Delaware Chancery Court Permits Limited Partner in Defunct Hedge Fund Parkcentral Global to Obtain a List of Names and Addresses of Other Limited Partners in the Fund

In early 2008, plaintiff Brown Investment Management, L.P. (Brown) and its affiliates purchased an aggregate $16 million of limited partnership interests in defendant hedge fund Parkcentral Global, L.P. (Fund).  Despite the Fund’s representations that it would not invest more than five percent of its assets in any one of its investment strategies, and that it sought to preserve capital and garner returns comparable to long term equities, throughout 2008 the Fund suffered “catastrophic” losses, resulting in its collapse.  Brown’s lost its entire investment and the entire Parkcentral fund complex ceased to do business.  In 2009, following the commencement of a class action against the Fund in Texas, Brown requested a list of the Fund’s limited partners so that it could communicate with other limited partners about the collapse and their potential remedies.  When the Fund refused, Brown sued to compel disclosure under the Delaware limited partnership law.  The Delaware Court of Chancery ruled in favor of Brown, based on its reasoning that investors in Delaware business entities have a statutory right to access a list of their fellow investors and that Delaware public policy favors the prompt production of the list.  The Fund then appealed and sought a stay of execution of the Court’s disclosure order.  The Court refused to stay execution of its disclosure order.  We outline the background of the case and the Court’s reasoning.  Also, we discuss the 2002 decision of the Delaware Court of Chancery in Arbor Place L.P. v.
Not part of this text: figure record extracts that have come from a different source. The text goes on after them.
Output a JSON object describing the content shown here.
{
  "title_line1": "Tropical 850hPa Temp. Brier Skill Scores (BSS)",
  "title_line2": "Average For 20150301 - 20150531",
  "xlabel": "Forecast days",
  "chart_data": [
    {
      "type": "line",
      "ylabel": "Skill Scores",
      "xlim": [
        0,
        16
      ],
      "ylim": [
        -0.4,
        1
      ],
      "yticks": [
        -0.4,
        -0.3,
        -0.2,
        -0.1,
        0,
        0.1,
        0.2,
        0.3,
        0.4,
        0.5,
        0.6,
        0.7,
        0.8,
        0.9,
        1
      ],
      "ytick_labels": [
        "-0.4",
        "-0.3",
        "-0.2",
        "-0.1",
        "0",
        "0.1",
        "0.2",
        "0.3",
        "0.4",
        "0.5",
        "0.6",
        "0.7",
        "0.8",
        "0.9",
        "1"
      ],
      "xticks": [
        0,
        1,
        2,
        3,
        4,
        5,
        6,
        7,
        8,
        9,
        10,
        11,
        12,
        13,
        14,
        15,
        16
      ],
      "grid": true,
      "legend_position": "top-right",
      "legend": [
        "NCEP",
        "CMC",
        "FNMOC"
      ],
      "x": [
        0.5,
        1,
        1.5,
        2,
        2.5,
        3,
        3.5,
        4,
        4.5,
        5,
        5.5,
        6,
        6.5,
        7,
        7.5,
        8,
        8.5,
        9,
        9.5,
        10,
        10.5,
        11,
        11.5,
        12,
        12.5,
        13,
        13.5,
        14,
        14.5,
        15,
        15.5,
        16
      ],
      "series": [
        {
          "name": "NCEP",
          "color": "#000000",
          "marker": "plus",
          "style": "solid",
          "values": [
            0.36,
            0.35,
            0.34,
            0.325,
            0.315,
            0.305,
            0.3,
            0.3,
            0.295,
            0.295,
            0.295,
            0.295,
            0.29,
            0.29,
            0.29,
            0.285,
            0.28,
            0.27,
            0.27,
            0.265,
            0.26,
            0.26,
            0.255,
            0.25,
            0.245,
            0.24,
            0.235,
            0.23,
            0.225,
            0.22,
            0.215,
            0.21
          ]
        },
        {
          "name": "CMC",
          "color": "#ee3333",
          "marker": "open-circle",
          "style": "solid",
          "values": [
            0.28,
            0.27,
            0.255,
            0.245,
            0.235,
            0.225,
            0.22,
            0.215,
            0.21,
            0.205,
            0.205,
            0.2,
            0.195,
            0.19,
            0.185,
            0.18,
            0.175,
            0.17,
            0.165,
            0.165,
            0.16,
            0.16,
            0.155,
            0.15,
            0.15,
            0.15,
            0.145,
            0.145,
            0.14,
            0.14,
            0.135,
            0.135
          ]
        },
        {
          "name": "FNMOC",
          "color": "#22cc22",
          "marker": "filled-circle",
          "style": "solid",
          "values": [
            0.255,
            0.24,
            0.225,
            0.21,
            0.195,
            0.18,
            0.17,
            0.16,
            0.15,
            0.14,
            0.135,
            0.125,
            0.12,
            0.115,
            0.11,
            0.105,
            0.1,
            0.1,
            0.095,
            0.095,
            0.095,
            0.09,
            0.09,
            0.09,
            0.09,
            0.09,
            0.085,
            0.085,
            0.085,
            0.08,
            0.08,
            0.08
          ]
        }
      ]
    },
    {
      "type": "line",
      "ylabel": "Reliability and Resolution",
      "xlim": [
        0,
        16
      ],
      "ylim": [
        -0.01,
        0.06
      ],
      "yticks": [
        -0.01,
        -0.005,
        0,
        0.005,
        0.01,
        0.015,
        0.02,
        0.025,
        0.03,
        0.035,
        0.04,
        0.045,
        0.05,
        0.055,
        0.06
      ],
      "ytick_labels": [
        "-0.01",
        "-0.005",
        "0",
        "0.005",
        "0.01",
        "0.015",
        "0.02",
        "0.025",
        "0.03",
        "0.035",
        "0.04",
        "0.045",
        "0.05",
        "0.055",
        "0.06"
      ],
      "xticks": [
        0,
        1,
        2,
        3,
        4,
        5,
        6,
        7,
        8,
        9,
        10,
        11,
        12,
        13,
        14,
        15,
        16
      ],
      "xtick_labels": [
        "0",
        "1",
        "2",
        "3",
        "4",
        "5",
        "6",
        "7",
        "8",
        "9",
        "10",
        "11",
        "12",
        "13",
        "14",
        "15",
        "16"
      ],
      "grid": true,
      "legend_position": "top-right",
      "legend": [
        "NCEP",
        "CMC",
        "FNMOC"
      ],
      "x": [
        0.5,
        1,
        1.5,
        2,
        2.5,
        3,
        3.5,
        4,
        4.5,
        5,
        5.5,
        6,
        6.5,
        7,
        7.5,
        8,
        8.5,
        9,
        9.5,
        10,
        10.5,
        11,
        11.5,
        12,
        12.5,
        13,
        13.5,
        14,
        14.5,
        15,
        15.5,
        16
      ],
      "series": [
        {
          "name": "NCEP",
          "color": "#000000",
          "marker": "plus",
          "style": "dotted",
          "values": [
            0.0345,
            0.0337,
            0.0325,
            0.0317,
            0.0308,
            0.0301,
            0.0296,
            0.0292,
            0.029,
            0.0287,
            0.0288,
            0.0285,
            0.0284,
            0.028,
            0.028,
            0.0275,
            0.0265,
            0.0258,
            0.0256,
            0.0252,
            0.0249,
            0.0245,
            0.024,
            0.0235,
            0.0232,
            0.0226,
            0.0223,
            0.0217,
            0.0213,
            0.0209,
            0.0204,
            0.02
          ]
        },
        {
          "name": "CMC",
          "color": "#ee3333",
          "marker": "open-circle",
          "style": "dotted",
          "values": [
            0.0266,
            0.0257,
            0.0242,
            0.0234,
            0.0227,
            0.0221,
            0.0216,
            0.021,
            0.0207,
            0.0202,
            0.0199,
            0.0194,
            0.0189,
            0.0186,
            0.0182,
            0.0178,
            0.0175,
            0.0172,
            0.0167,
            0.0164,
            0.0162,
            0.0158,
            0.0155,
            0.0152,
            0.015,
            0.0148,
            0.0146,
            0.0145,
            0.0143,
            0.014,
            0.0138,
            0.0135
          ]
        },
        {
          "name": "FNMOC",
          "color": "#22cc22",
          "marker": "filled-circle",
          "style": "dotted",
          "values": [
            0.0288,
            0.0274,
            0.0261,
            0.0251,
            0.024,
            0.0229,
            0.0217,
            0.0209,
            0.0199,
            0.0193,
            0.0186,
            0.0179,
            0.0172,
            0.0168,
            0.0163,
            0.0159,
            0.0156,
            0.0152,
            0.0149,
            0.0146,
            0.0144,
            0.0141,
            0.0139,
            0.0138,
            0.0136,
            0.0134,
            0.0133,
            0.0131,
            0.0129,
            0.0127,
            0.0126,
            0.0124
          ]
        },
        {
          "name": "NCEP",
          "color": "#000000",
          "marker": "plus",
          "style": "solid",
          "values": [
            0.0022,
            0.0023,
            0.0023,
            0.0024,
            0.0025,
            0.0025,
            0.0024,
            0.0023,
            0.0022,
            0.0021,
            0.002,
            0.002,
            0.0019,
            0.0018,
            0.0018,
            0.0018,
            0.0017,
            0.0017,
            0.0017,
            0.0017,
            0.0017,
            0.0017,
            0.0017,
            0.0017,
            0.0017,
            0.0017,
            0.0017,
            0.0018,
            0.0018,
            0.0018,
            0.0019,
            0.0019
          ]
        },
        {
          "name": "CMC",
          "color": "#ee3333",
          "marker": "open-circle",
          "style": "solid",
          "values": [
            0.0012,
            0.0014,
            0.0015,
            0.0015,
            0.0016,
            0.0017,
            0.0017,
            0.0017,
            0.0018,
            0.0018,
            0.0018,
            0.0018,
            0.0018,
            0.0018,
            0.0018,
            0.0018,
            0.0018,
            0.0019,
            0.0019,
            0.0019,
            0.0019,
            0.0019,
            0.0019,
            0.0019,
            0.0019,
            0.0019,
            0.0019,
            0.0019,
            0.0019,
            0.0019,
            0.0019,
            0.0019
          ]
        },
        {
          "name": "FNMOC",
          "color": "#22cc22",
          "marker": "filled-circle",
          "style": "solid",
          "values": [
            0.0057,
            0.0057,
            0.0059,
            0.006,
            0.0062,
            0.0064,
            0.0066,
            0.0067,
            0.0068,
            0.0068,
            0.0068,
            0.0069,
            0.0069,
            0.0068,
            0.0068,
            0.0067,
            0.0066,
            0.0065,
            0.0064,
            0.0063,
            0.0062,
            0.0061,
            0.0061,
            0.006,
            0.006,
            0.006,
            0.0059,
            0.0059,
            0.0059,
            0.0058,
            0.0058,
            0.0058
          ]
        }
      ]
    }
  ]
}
Encore Opportunity Fund, L.L.C., which involved similar facts and legal questions in the context of a Delaware LLC.  In addition, we address whether, in the view of the Delaware courts, the privacy provisions of the Gramm-Leach-Bliley Act of 1999 preempt Delaware law regarding access by limited partners or members to the names and addresses of other limited partners or members of, respectively, Delaware LPs or LLCs.